Однако здесь Анна-Люсия одержала верх, и она это понимала – ничуть не смутившись, она шагнула вперед.
– Евреи, где они?
– Я понятия не имею, о чем ты? – Я бы никогда не выдала Сэди мачехе.
Внезапно ее глаза засверкали.
– Они евреи, верно? – Хотя я ни в чем не призналась, ее подозрения каким-то образом подтвердились. – И ты им помогаешь. Вот почему ты так усердно расспрашивала о них на моем обеде несколько месяцев назад. Фридрих будет рад узнать об этом.
– Ты не посмеешь! – Я видела, как она размышляет, планируя рассказать об этом своему любовнику-нацисту, точно подсчитывая, какую это принесет ей выгоду.
– Как много всего оставил мне твой отец! Ты, пособница евреев и маленькая любопытная благодетельница. И этот твой брат, чота.
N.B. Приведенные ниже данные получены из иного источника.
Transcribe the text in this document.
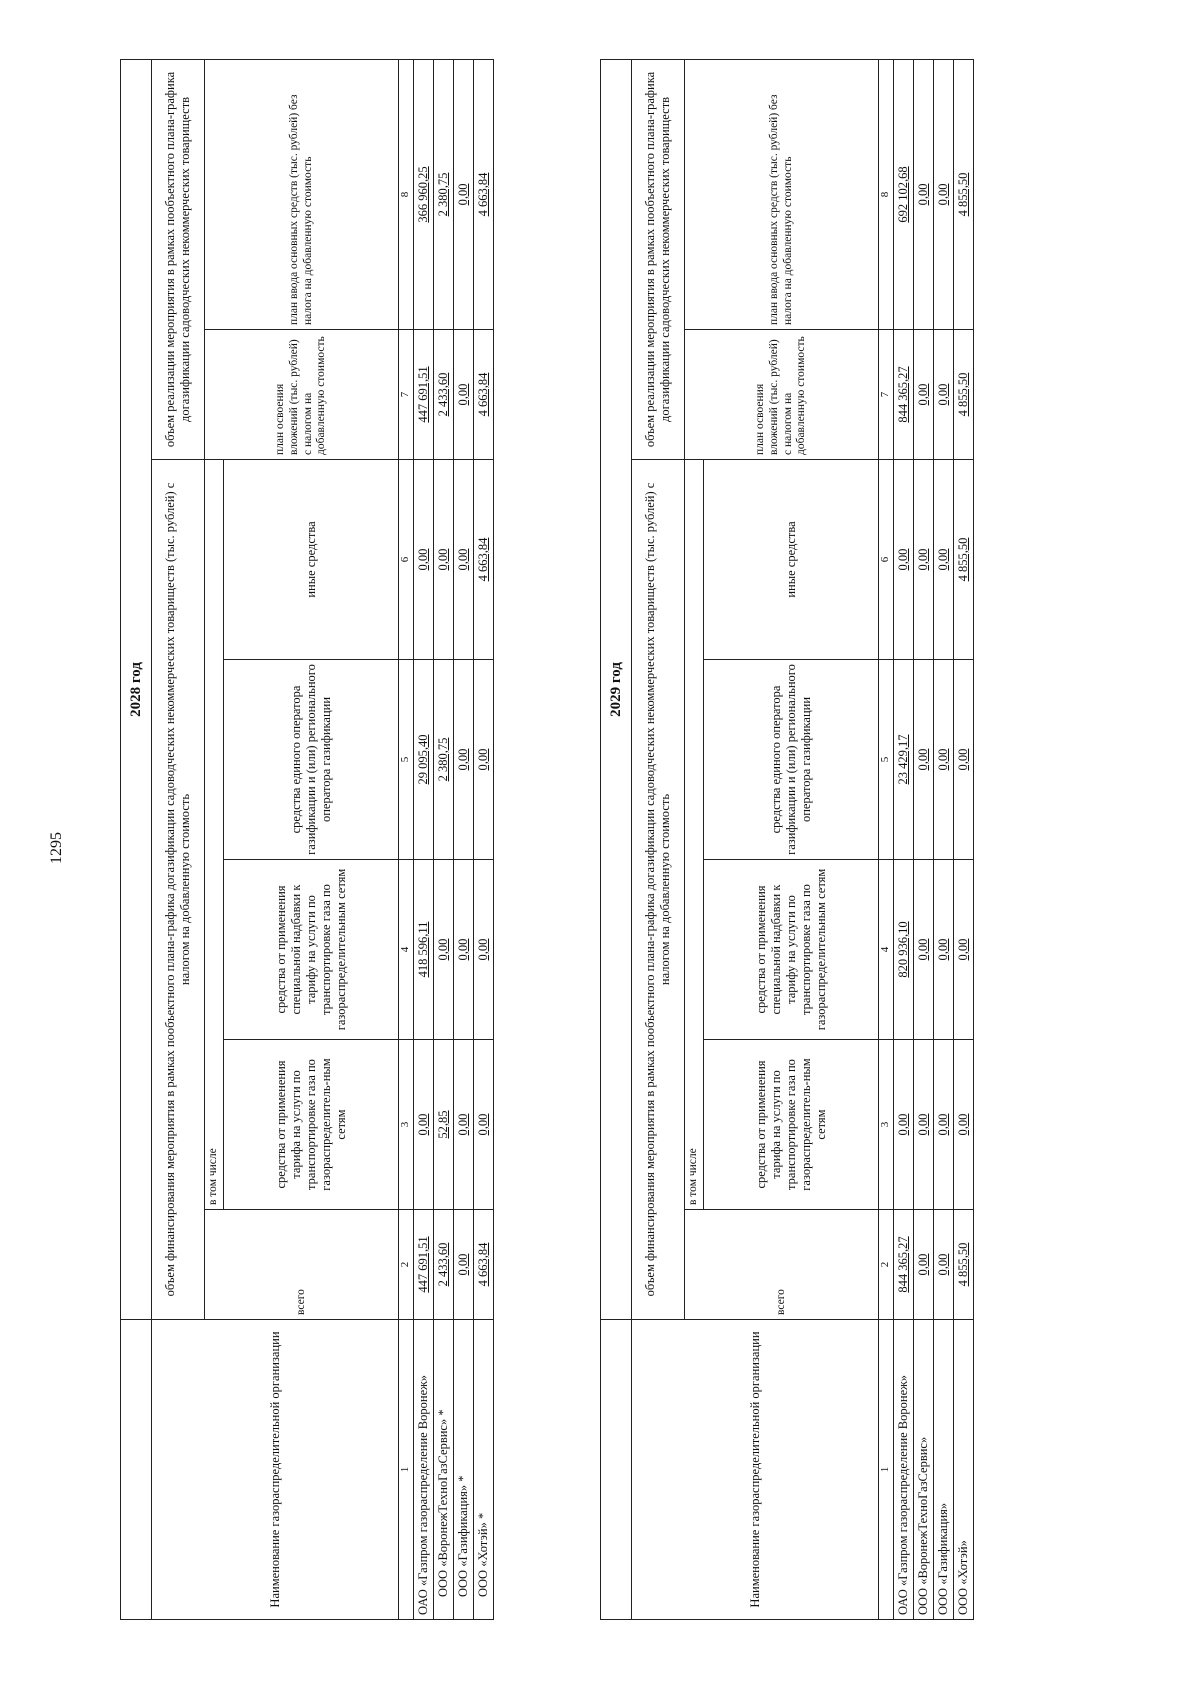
1295
	2028 год						
Наименование газораспределительной организации	объем финансирования мероприятия в рамках пообъектного плана-графика догазификации садоводческих некоммерческих товариществ (тыс. рублей) с налогом на добавленную стоимость					объем реализации мероприятия в рамках пообъектного плана-графика догазификации садоводческих некоммерческих товариществ	
	всего	в том числе				план освоения вложений (тыс. рублей) с налогом на добавленную стоимость	план ввода основных средств (тыс. рублей) без налога на добавленную стоимость
		средства от применения тарифа на услуги по транспортировке газа по газораспределитель-ным сетям	средства от применения специальной надбавки к тарифу на услуги по транспортировке газа по газораспределительным сетям	средства единого оператора газификации и (или) регионального оператора газификации	иные средства		
1	2	3	4	5	6	7	8
ОАО «Газпром газораспределение Воронеж»	447 691,51	0,00	418 596,11	29 095,40	0,00	447 691,51	366 960,25
ООО «ВоронежТехноГазСервис» *	2 433,60	52,85	0,00	2 380,75	0,00	2 433,60	2 380,75
ООО «Газификация» *	0,00	0,00	0,00	0,00	0,00	0,00	0,00
ООО «Хотэй» *	4 663,84	0,00	0,00	0,00	4 663,84	4 663,84	4 663,84
	2029 год						
Наименование газораспределительной организации	объем финансирования мероприятия в рамках пообъектного плана-графика догазификации садоводческих некоммерческих товариществ (тыс. рублей) с налогом на добавленную стоимость					объем реализации мероприятия в рамках пообъектного плана-графика догазификации садоводческих некоммерческих товариществ	
	всего	в том числе				план освоения вложений (тыс. рублей) с налогом на добавленную стоимость	план ввода основных средств (тыс. рублей) без налога на добавленную стоимость
		средства от применения тарифа на услуги по транспортировке газа по газораспределитель-ным сетям	средства от применения специальной надбавки к тарифу на услуги по транспортировке газа по газораспределительным сетям	средства единого оператора газификации и (или) регионального оператора газификации	иные средства		
1	2	3	4	5	6	7	8
ОАО «Газпром газораспределение Воронеж»	844 365,27	0,00	820 936,10	23 429,17	0,00	844 365,27	692 102,68
ООО «ВоронежТехноГазСервис»	0,00	0,00	0,00	0,00	0,00	0,00	0,00
ООО «Газификация»	0,00	0,00	0,00	0,00	0,00	0,00	0,00
ООО «Хотэй»	4 855,50	0,00	0,00	0,00	4 855,50	4 855,50	4 855,50
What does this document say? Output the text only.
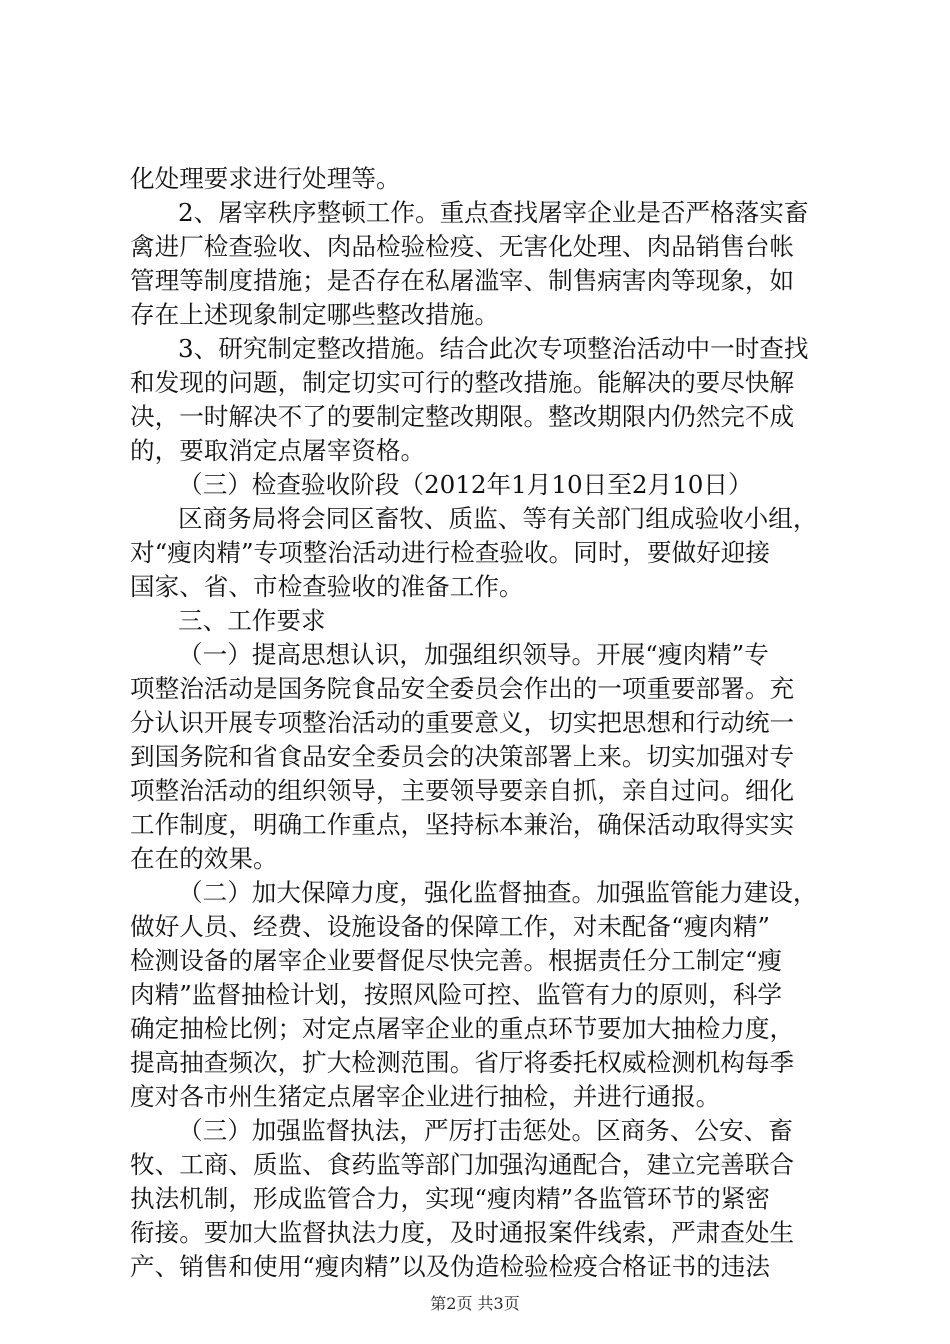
化处理要求进行处理等。
2、屠宰秩序整顿工作。重点查找屠宰企业是否严格落实畜
禽进厂检查验收、肉品检验检疫、无害化处理、肉品销售台帐
管理等制度措施；是否存在私屠滥宰、制售病害肉等现象，如
存在上述现象制定哪些整改措施。
3、研究制定整改措施。结合此次专项整治活动中一时查找
和发现的问题，制定切实可行的整改措施。能解决的要尽快解
决，一时解决不了的要制定整改期限。整改期限内仍然完不成
的，要取消定点屠宰资格。
（三）检查验收阶段（2012年1月10日至2月10日）
区商务局将会同区畜牧、质监、等有关部门组成验收小组，
对“瘦肉精”专项整治活动进行检查验收。同时，要做好迎接
国家、省、市检查验收的准备工作。
三、工作要求
（一）提高思想认识，加强组织领导。开展“瘦肉精”专
项整治活动是国务院食品安全委员会作出的一项重要部署。充
分认识开展专项整治活动的重要意义，切实把思想和行动统一
到国务院和省食品安全委员会的决策部署上来。切实加强对专
项整治活动的组织领导，主要领导要亲自抓，亲自过问。细化
工作制度，明确工作重点，坚持标本兼治，确保活动取得实实
在在的效果。
（二）加大保障力度，强化监督抽查。加强监管能力建设，
做好人员、经费、设施设备的保障工作，对未配备“瘦肉精”
检测设备的屠宰企业要督促尽快完善。根据责任分工制定“瘦
肉精”监督抽检计划，按照风险可控、监管有力的原则，科学
确定抽检比例；对定点屠宰企业的重点环节要加大抽检力度，
提高抽查频次，扩大检测范围。省厅将委托权威检测机构每季
度对各市州生猪定点屠宰企业进行抽检，并进行通报。
（三）加强监督执法，严厉打击惩处。区商务、公安、畜
牧、工商、质监、食药监等部门加强沟通配合，建立完善联合
执法机制，形成监管合力，实现“瘦肉精”各监管环节的紧密
衔接。要加大监督执法力度，及时通报案件线索，严肃查处生
产、销售和使用“瘦肉精”以及伪造检验检疫合格证书的违法
第2页 共3页
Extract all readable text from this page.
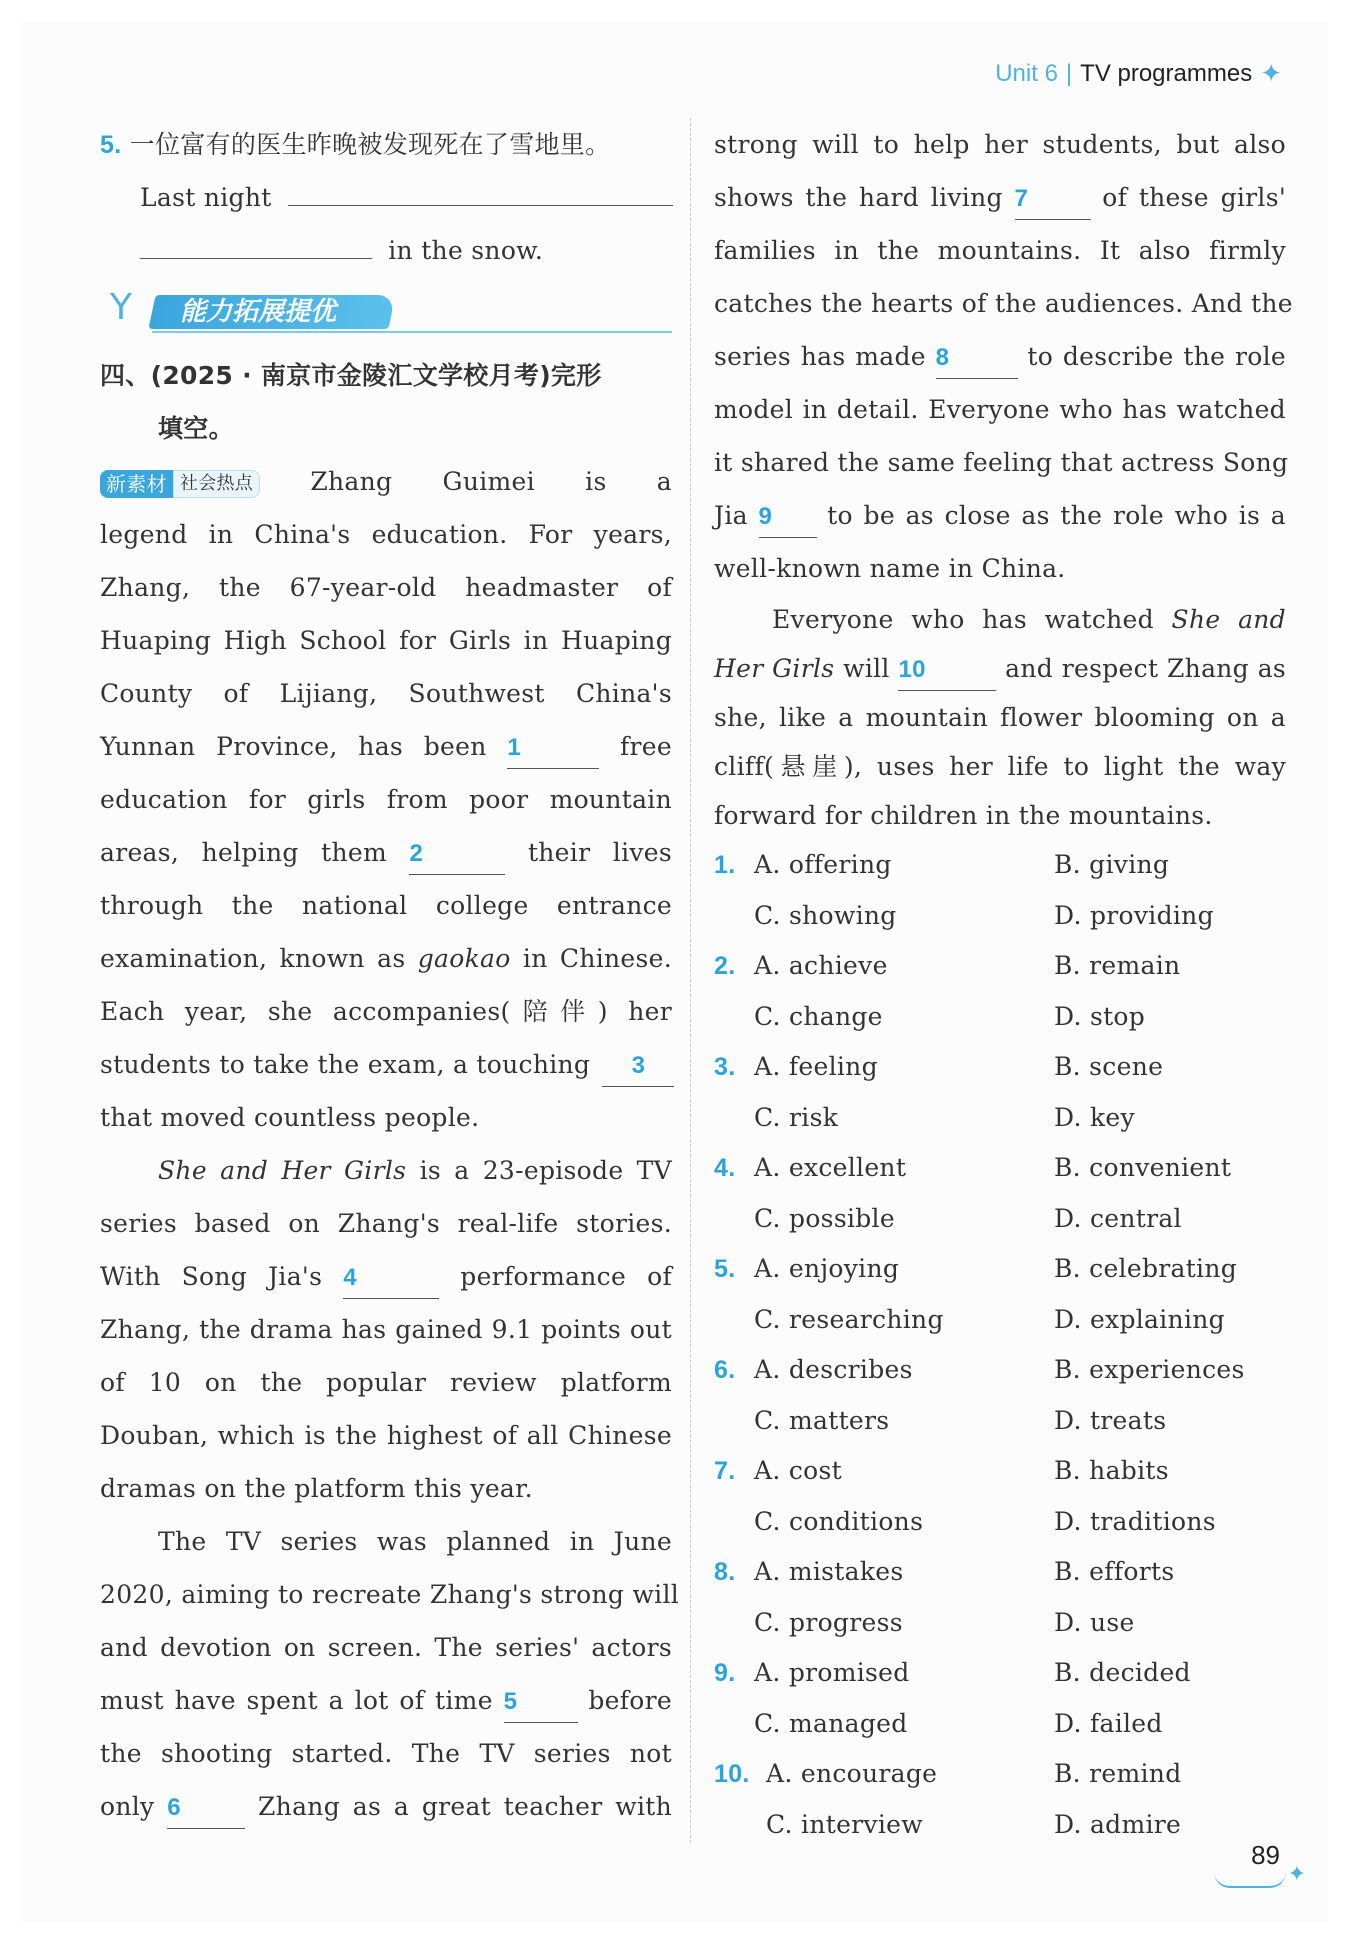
Unit 6 | TV programmes ✦
5. 一位富有的医生昨晚被发现死在了雪地里。
Last night
in the snow.
Y 能力拓展提优
四、(2025 · 南京市金陵汇文学校月考)完形
填空。
新素材 社会热点 Zhang Guimei is a
legend in China's education. For years,
Zhang, the 67-year-old headmaster of
Huaping High School for Girls in Huaping
County of Lijiang, Southwest China's
Yunnan Province, has been 1	free
education for girls from poor mountain
areas, helping them 2	their lives
through the national college entrance
examination, known as gaokao in Chinese.
Each year, she accompanies(陪伴) her
students to take the exam, a touching 3
that moved countless people.
She and Her Girls is a 23-episode TV
series based on Zhang's real-life stories.
With Song Jia's 4	performance of
Zhang, the drama has gained 9.1 points out
of 10 on the popular review platform
Douban, which is the highest of all Chinese
dramas on the platform this year.
The TV series was planned in June
2020, aiming to recreate Zhang's strong will
and devotion on screen. The series' actors
must have spent a lot of time 5	before
the shooting started. The TV series not
only 6	Zhang as a great teacher with
strong will to help her students, but also
shows the hard living 7	of these girls'
families in the mountains. It also firmly
catches the hearts of the audiences. And the
series has made 8	to describe the role
model in detail. Everyone who has watched
it shared the same feeling that actress Song
Jia 9 to be as close as the role who is a
well-known name in China.
Everyone who has watched She and
Her Girls will 10	and respect Zhang as
she, like a mountain flower blooming on a
cliff(悬崖), uses her life to light the way
forward for children in the mountains.
1. A. offering	B. giving
C. showing	D. providing
2. A. achieve	B. remain
C. change	D. stop
3. A. feeling	B. scene
C. risk	D. key
4. A. excellent	B. convenient
C. possible	D. central
5. A. enjoying	B. celebrating
C. researching	D. explaining
6. A. describes	B. experiences
C. matters	D. treats
7. A. cost	B. habits
C. conditions	D. traditions
8. A. mistakes	B. efforts
C. progress	D. use
9. A. promised	B. decided
C. managed	D. failed
10. A. encourage	B. remind
C. interview	D. admire
89
✦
Она назвала его ужасным словом, которым именуют мужчин, которым нравятся другие мужчины.
– Оставь Мачея в покое!
– Ты думаешь, в Париже к геям относятся лучше? – спросила она, зло улыбаясь. Мое сердце заныло при мысли о брате, который был очень далеко. – Вы оба позорите меня.
– Явно лучше тебя, сотрудничающей с этим нацистским отребьем. – Я вызывающе вздернула подбородок.
Она шагнула вперед и занесла руку, словно собираясь ударить меня. Затем она так же быстро опустила ее.
– У тебя есть час, – спокойно объявила она.
– На что? – смутилась я.
– Чтобы убраться. Собирай свои вещи и уходи.
Я растерянно смотрела на нее. Я родилась в этом доме, провела здесь всю свою жизнь.
– Ты этого не сделаешь. Это мой дом. Он принадлежит моей семье.
– Принадлежал. – Я непонимающе смотрела на нее. – На прошлой неделе пришли документы о наследстве твоего отца. Я собиралась тебе сообщить, но тебя же здесь никогда нет, потому что ты бегаешь с этими канализационными крысами, евреями. – Документы были официальным уведомлением о смерти Таты, где сообщалось, что теперь его завещание официально утверждено. – В завещании говорится, что теперь, после его смерти, дом со всем имуществом переходит в мою собственность.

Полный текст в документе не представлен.